The Book of the Week is “Secrets of the Kingdom, The Inside Story of the Saudi-U.S. Connection” by Gerald Posner, published in 2005. There has been a two-faced relationship between the United States and Saudi Arabia (also called the Kingdom) for forever. The author provided numerous examples (it got a bit tabloidy) of the greed and power-hunger of historical figures who have adversely affected countless people’s lives by controlling oil prices one way or another. The consequences of the power-brokers’ actions have run the gamut from inconvenience and economic hardship to ruined lives and needless deaths through the decades of the twentieth century into the twenty-first.
In 1973, Saudi Arabia’s King Faisal told Aramco (the oil company jointly owned by the United States and Saudi Arabia’s royal family) to refrain from shipping oil to America to create an artificial oil shortage to push prices up, leading to record profits for mostly the royal family and Aramco. Another excuse for having fun with oil-pricing was the Yom Kippur War.
By the mid-1970’s, Faisal and his family members were deriving inconceivable riches from oil. American businesspeople of all kinds (including executives of financial institutions) were overly eager to get the lucky Saudis (numbering in the thousands) to spend those riches on the trappings of modernity and luxury goods. The Kingdom imported foreigners to fill undesirable jobs, and contracting jobs.
The United States government became an accomplice to the culture of corruption (bribery and money laundering) that permeated the country. There was also a culture of anti-Zionist, anti-Semitic practices, called the “Arab boycott” (for more information, see this blog’s post, Bitter Scent). In March 1975, King Faisal was assassinated but not much changed.
June 1977 saw president Jimmy Carter of the United States sign an anti-Arab-boycott bill (which got an “A” for effort), but even his policies were handcuffed by the Saudis’ control over oil prices. Inter-agency rivalry raged between the National Security Council and the Justice Department over suppressing the latter’s investigations into Aramco’s (secret, highly lucrative and criminal- in American civil law) transactions.
In the late 1970’s, U.S. colleges such as USC, Duke and Georgetown got small endowments from the Saudis for creating Islamic or Arab studies departments. Even the Smithsonian jumped on the bandwagon.
To make the 1970’s an even more eventful decade for oil-pricing manipulation, there occurred the American president-Carter-brokered peace agreement between Israel and Egypt. The Iranian Revolution prompted the president to send American troops to the Kingdom to protect the oil there. But refused to sell it missiles. So it got missiles from China.
Yet more ugliness that affected geopolitical dynamics included a terrorist attack in Mecca in November 1979, and the Soviet invasion of Afghanistan the following month; not to mention the Iran-Iraq War. Around this time, the United States became the globe’s biggest importer of oil from the Kingdom and a supplier of weaponry to it.
In June 1982, King Fahd became the new leader of Saudi Arabia. Radicals forced Islamic extremism on ordinary Saudis– telling them when to pray, how to dress, how to eat, how to live, and whom their enemies should be– non-Muslims, Israelis, Jews, women.

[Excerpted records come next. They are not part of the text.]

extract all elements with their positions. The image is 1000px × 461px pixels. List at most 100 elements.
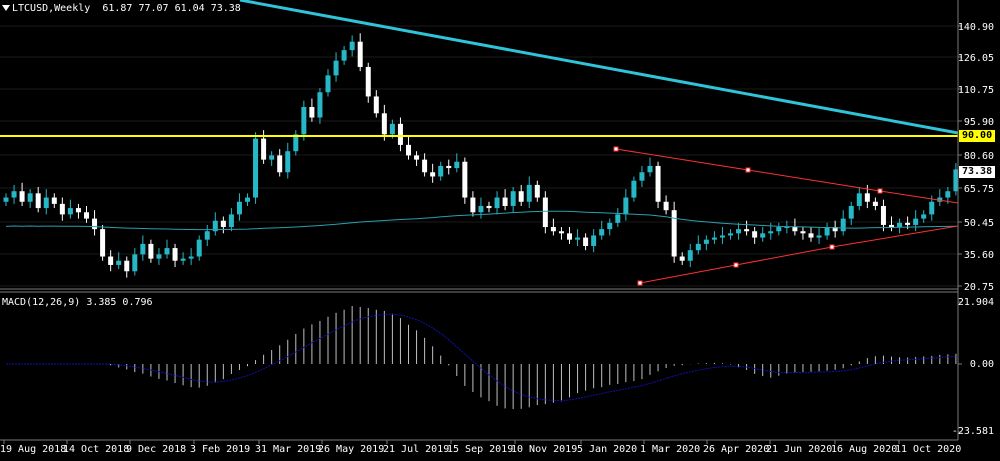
- price-tick: 140.90: [957, 22, 994, 33]
- candle-body: [816, 235, 822, 238]
- candle-body: [92, 218, 98, 230]
- date-tick: 10 Nov 2019: [511, 444, 578, 455]
- candle-body: [953, 169, 959, 192]
- candle-body: [760, 233, 766, 238]
- descending-trendline[interactable]: [239, 0, 959, 135]
- candle-body: [583, 237, 589, 246]
- candle-body: [75, 208, 81, 213]
- candle-body: [156, 254, 162, 259]
- triangle-anchor: [613, 146, 619, 152]
- level-price-badge: 90.00: [959, 130, 996, 142]
- candle-body: [832, 227, 838, 232]
- candle-body: [889, 224, 894, 228]
- candle-body: [341, 50, 347, 61]
- triangle-upper-line: [615, 148, 959, 204]
- date-tick: 1 Mar 2020: [640, 444, 701, 455]
- candle-body: [607, 222, 613, 230]
- candle-body: [261, 138, 267, 160]
- price-tick: 110.75: [957, 85, 994, 96]
- candle-body: [108, 256, 114, 265]
- candle-body: [325, 75, 331, 93]
- candle-body: [293, 134, 299, 152]
- candle-body: [486, 205, 492, 209]
- date-tick: 26 Apr 2020: [703, 444, 770, 455]
- ohlc-values: 61.87 77.07 61.04 73.38: [102, 3, 241, 14]
- date-tick: 9 Dec 2018: [126, 444, 187, 455]
- candle-body: [132, 254, 138, 272]
- price-tick: 80.60: [963, 151, 994, 162]
- candle-body: [220, 220, 226, 228]
- candle-body: [124, 260, 130, 272]
- candle-body: [711, 237, 717, 240]
- main-panel-toggle-icon[interactable]: [2, 5, 10, 11]
- date-tick: 26 May 2019: [318, 444, 385, 455]
- candle-body: [502, 197, 508, 206]
- candle-body: [913, 218, 919, 225]
- date-tick: 5 Jan 2020: [577, 444, 638, 455]
- date-tick: 11 Oct 2020: [895, 444, 962, 455]
- price-tick: 95.90: [963, 117, 994, 128]
- candle-body: [454, 161, 460, 169]
- candle-body: [84, 212, 89, 219]
- candle-body: [470, 197, 476, 213]
- candle-body: [188, 256, 194, 259]
- candle-body: [663, 201, 669, 211]
- candle-body: [542, 197, 548, 228]
- candle-body: [647, 165, 653, 173]
- macd-signal-line: [6, 313, 956, 402]
- candle-body: [615, 214, 621, 223]
- date-tick: 3 Feb 2019: [190, 444, 251, 455]
- price-tick: 50.45: [963, 218, 994, 229]
- candle-body: [848, 205, 854, 219]
- current-price-badge: 73.38: [959, 166, 996, 178]
- triangle-anchor: [877, 188, 883, 194]
- price-tick: 65.75: [963, 184, 994, 195]
- moving-average-line: [5, 210, 956, 231]
- candle-body: [100, 229, 106, 257]
- date-tick: 21 Jul 2019: [383, 444, 450, 455]
- triangle-anchor: [733, 262, 739, 268]
- candle-body: [51, 197, 57, 204]
- candle-body: [808, 233, 814, 238]
- candle-body: [784, 227, 790, 229]
- candle-body: [937, 197, 943, 202]
- candle-body: [397, 123, 403, 145]
- candle-body: [148, 243, 154, 259]
- chart-title-bar: LTCUSD,Weekly 61.87 77.07 61.04 73.38: [2, 3, 241, 15]
- candle-body: [880, 205, 886, 225]
- candle-body: [703, 239, 709, 244]
- candle-body: [212, 220, 218, 232]
- candle-body: [357, 41, 363, 67]
- candle-body: [800, 231, 806, 234]
- candle-body: [599, 229, 605, 236]
- candles: [3, 33, 959, 278]
- candle-body: [695, 243, 701, 251]
- candle-body: [59, 203, 65, 215]
- candle-body: [921, 214, 927, 219]
- candle-body: [381, 113, 387, 135]
- axis-ticks: [3, 25, 962, 444]
- candle-body: [269, 155, 275, 160]
- candle-body: [236, 201, 242, 215]
- candle-body: [687, 250, 693, 261]
- candle-body: [140, 243, 146, 255]
- macd-histogram: [110, 306, 957, 410]
- candle-body: [792, 227, 798, 232]
- triangle-pattern[interactable]: [613, 146, 959, 286]
- triangle-anchor: [745, 167, 751, 173]
- candle-body: [3, 197, 9, 202]
- date-tick: 15 Sep 2019: [447, 444, 514, 455]
- candle-body: [164, 248, 170, 255]
- candle-body: [736, 229, 742, 234]
- candle-body: [478, 205, 484, 213]
- candle-body: [905, 222, 911, 225]
- macd-values: 3.385 0.796: [86, 297, 153, 308]
- candle-body: [591, 235, 597, 246]
- candle-body: [623, 197, 629, 215]
- date-tick: 16 Aug 2020: [831, 444, 898, 455]
- date-tick: 14 Oct 2018: [63, 444, 130, 455]
- macd-tick: 0.00: [969, 359, 994, 370]
- macd-title-bar: MACD(12,26,9) 3.385 0.796: [2, 297, 153, 309]
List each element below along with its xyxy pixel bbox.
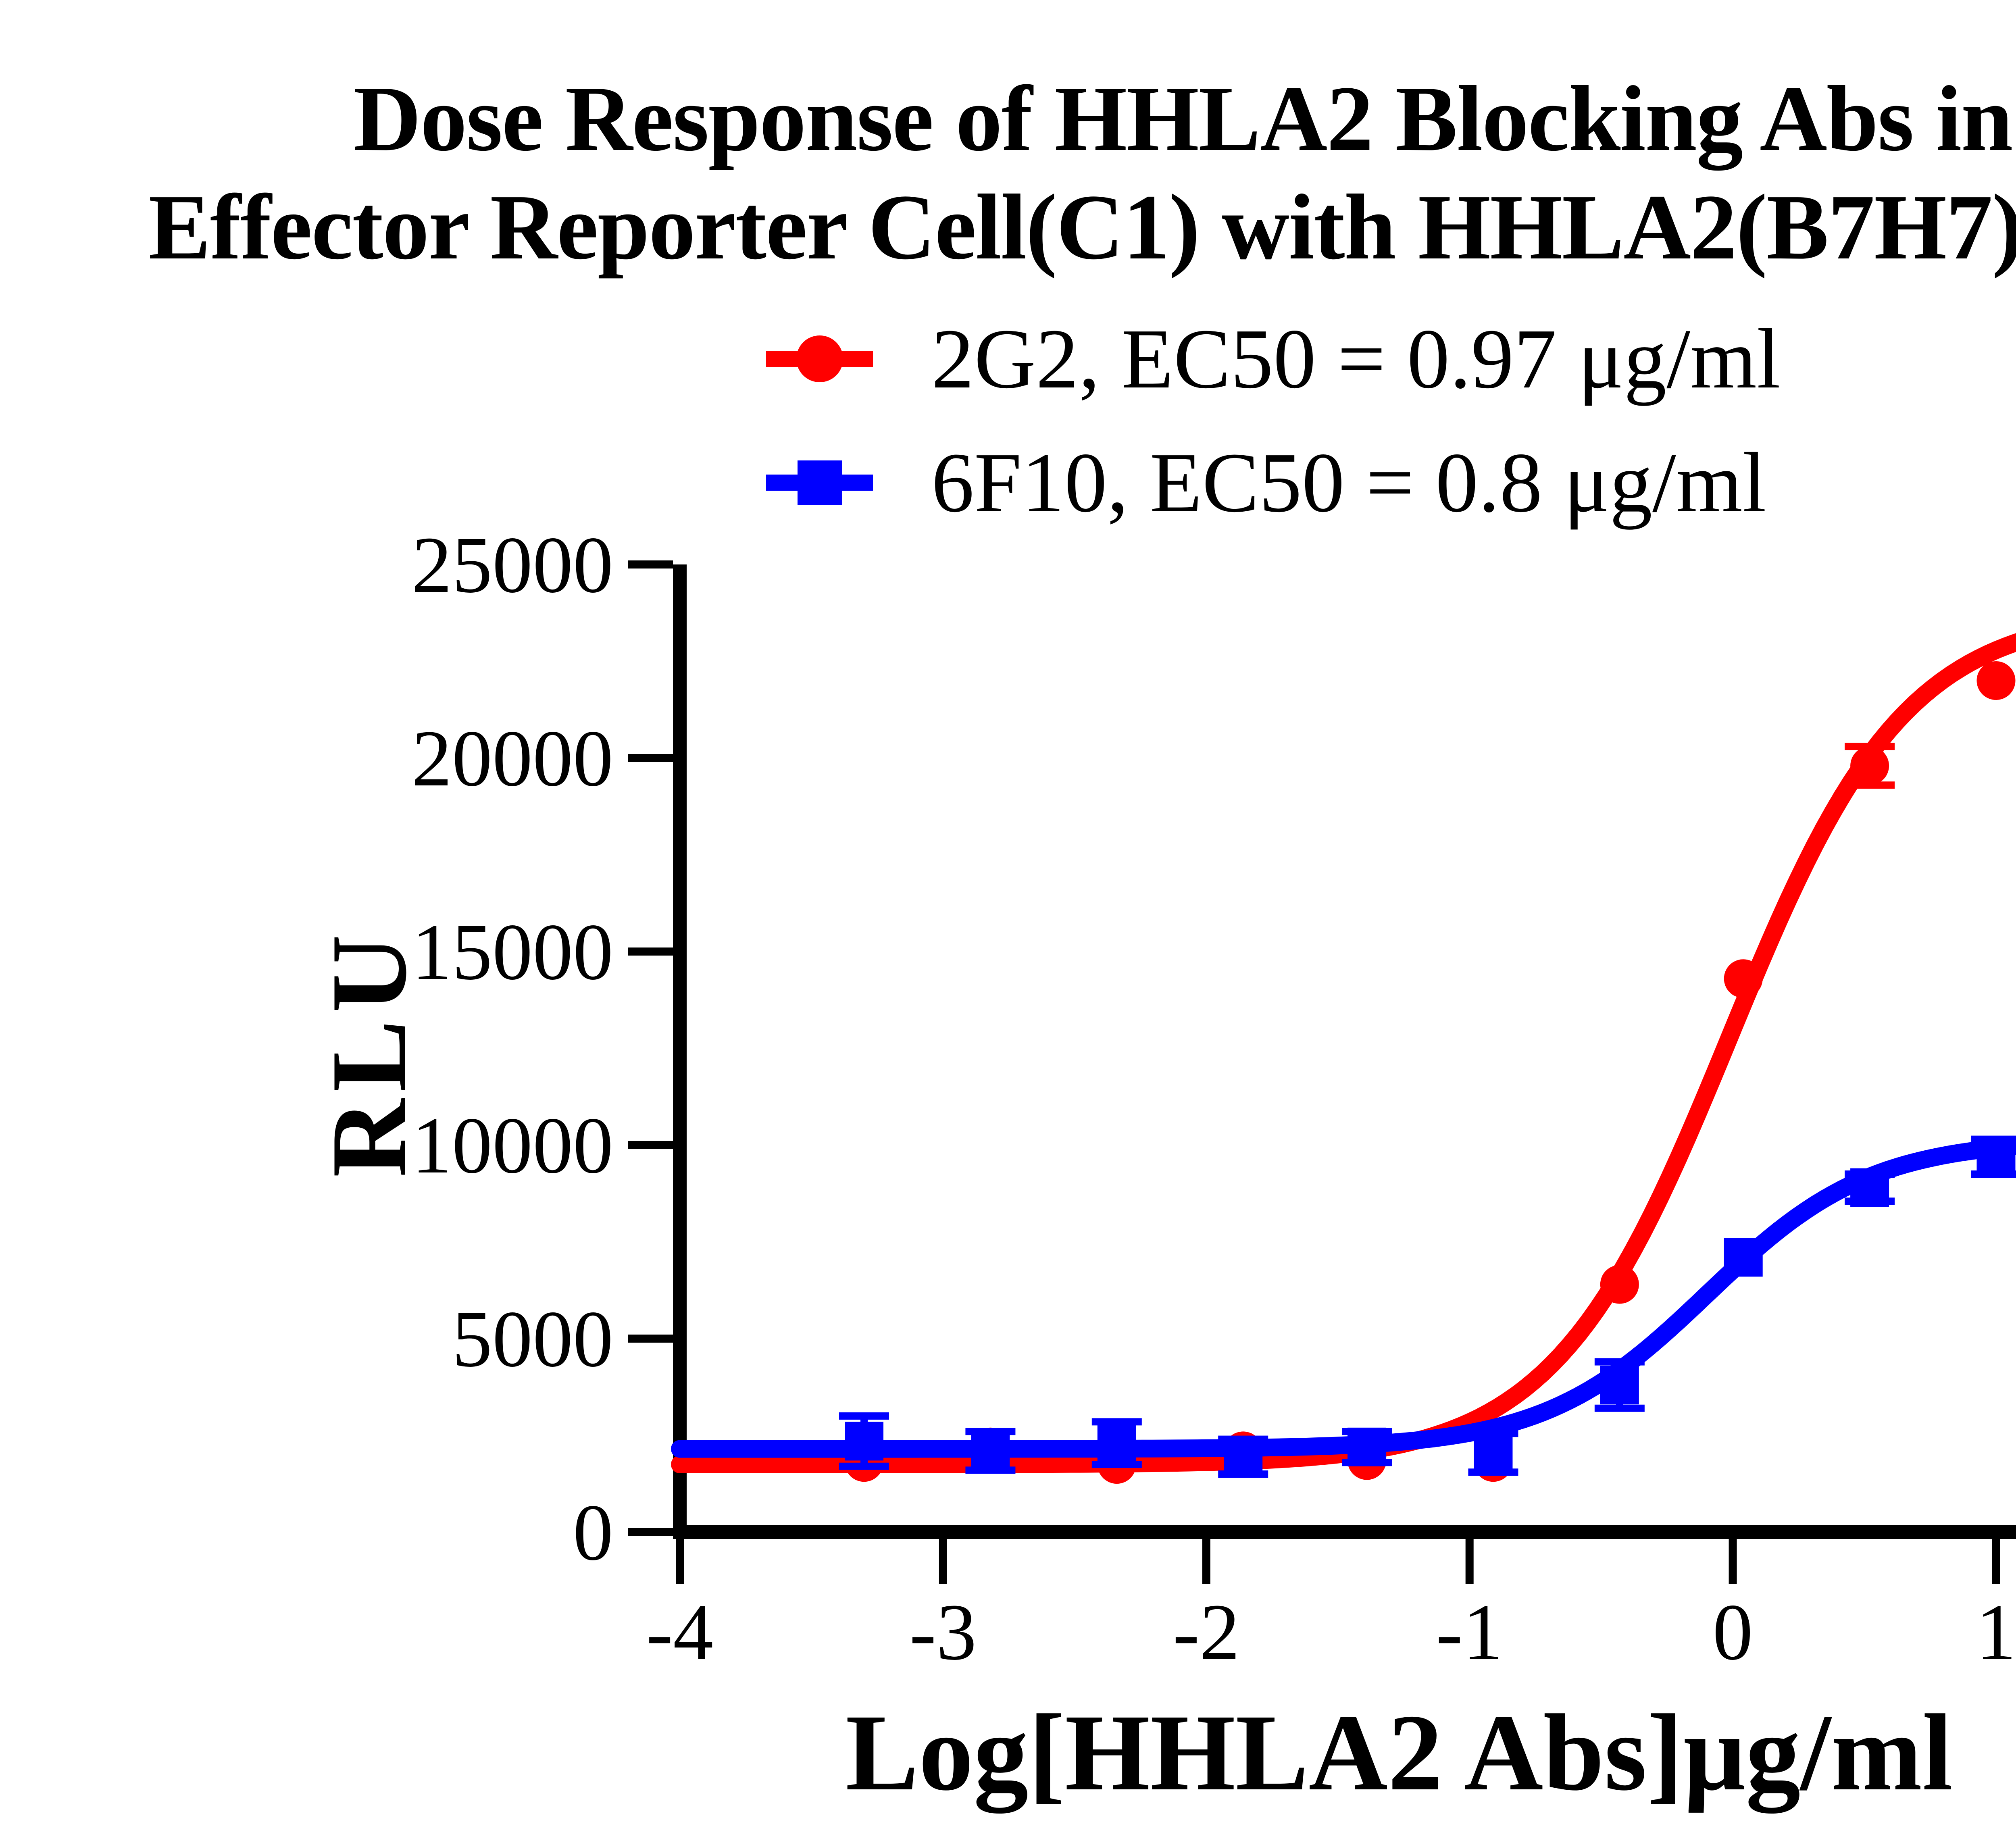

Greedy American dealmakers didn’t care. They secretly knuckled under on the Arab boycott, even though it was against American law. They hoped to make, or were making megabucks, in the Kingdom and other Arab nations. This included former president Carter, who needed money for his presidential library. He allowed weapons seller Adnan Khashoggi to hold a 1983 fund-raiser for him in New York.
Lest one forget that the Iran-Contra Affair revealed honor among thieves– even sworn enemies (!): In 1983, “Israel supplied the weapons [missiles to Iran] and the Saudis paid for them.”
In 1985, Saudi Arabia bought military planes from Great Britain instead of from the United States, as the Israel lobby in America did achieve small victories from time to time. Nevertheless, terrorist attacks continued through the 1990’s.
Fast forward some years. As is well known, 9/11 was a particularly thorny, game-changing event for everyone involved in Middle Eastern politics, as a significant number of Americans died. It led to many outrages, but initially, little punishment for the planners, aiders and abettors (mostly from the Kingdom of Saudi Arabia– NOT Afghanistan and NOT Iraq) of the terror attacks.
The George W. Bush administration coddled almost three hundred outright terrorists, government officials and royal-family members who had special knowledge of and ties to the guilty, by allowing them all to leave the United States on seven private flights while all other flights were suspended, within a week of the attacks. Those special people were never questioned, though they would have been valuable witnesses in connection with the investigation into the attacks.
Read the book to learn about a wealth of other ethical conflicts American government and business leaders faced, and still face in trying to: keep oil prices low, minimize worldwide bloodshed, and make maximum profits (never mind ethics); and additional history on the Kingdom, including its relationship with Osama bin Laden, and a national security scheme it allegedly put in place that, if triggered, would deliberately (!) make it a cancer cluster like Chernobyl. Forever.